Ten days ago, I cycled through Kensington Palace Gardens on my way home from work. It was an oasis of calm and beauty amid the chaos as people rushed to gather supplies in light of the fast emerging pandemic crisis. I was struck by the well-manicured front gardens, displaying blossom-laden trees, camellias in full bloom and one with a multitude of tulips set in a broad, curvaceous bed.
I now have plenty of opportunity to enjoy my own spring flowers on the windowsill. Inspired by a feature on Gardener’s World in the autumn, I layered bulbs in pots to produce a succession of blooms of pretty blue iris, daffodils, narcissi and tulips.

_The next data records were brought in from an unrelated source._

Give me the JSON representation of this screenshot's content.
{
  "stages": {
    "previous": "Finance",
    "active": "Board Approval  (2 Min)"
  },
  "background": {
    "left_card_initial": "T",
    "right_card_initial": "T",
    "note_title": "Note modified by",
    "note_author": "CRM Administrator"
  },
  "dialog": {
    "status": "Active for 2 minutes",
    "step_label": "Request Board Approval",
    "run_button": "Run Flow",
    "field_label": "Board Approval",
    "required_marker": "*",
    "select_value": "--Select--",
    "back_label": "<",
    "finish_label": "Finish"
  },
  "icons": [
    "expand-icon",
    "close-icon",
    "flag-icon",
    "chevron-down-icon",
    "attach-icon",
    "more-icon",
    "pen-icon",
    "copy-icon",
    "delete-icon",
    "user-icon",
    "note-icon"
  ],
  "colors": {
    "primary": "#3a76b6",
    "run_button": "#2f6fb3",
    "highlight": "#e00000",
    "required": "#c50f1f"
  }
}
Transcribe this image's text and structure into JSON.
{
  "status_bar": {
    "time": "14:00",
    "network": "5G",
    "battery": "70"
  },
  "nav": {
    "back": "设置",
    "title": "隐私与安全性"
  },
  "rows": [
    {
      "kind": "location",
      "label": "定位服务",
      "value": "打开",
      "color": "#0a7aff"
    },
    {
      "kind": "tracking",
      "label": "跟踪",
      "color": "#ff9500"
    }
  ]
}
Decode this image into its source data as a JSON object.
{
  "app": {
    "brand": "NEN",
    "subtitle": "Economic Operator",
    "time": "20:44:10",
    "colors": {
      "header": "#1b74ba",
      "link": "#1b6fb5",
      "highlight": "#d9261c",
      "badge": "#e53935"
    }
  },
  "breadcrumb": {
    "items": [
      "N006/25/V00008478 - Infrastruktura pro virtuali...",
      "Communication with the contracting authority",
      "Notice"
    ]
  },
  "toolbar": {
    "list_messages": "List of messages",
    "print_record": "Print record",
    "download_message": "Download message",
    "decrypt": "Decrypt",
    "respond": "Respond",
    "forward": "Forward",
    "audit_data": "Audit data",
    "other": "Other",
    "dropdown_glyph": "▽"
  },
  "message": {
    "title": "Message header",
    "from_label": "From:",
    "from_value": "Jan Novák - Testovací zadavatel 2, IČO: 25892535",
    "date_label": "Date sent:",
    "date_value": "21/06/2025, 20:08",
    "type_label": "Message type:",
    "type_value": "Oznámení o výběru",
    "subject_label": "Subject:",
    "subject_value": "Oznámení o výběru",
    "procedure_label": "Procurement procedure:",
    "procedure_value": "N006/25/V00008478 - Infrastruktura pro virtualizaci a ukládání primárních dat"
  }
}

The best news recently has been that we can continue to visit our allotments during the lockdown, since it is considered a form of exercise. This is certainly the case, but the plot is also my main source of produce for most of the year and I have been harvesting purple sprouting broccoli for the past few weeks. Nettle tops, cleaver shoots (also known as goosegrass) and sorrel are in ready supply and I add them to soups.
The young leaves of broad beans planted a few weeks ago are beginning to show and I have sown a few rows of peas, radishes, celeriac and cabbage. My main job, however, has been to add the base layers from my compost heap to the beds in preparation for planting.
On a recent visit to the plot, I discovered a little burrow in the heap where I had emptied my compost bucket the previous week. Inside I could see a ball of fur and a tail. Last summer, I frequently caught sight of a small rat, contentedly making its way between both my neighbours’ overgrown plots and it seems to have now emerged again after the winter. Never having been partial to these rodents, I have to confess that, later in the day, it did look quite adorable when I spotted its furry face and whiskers alongside a trio of blue hyacinths.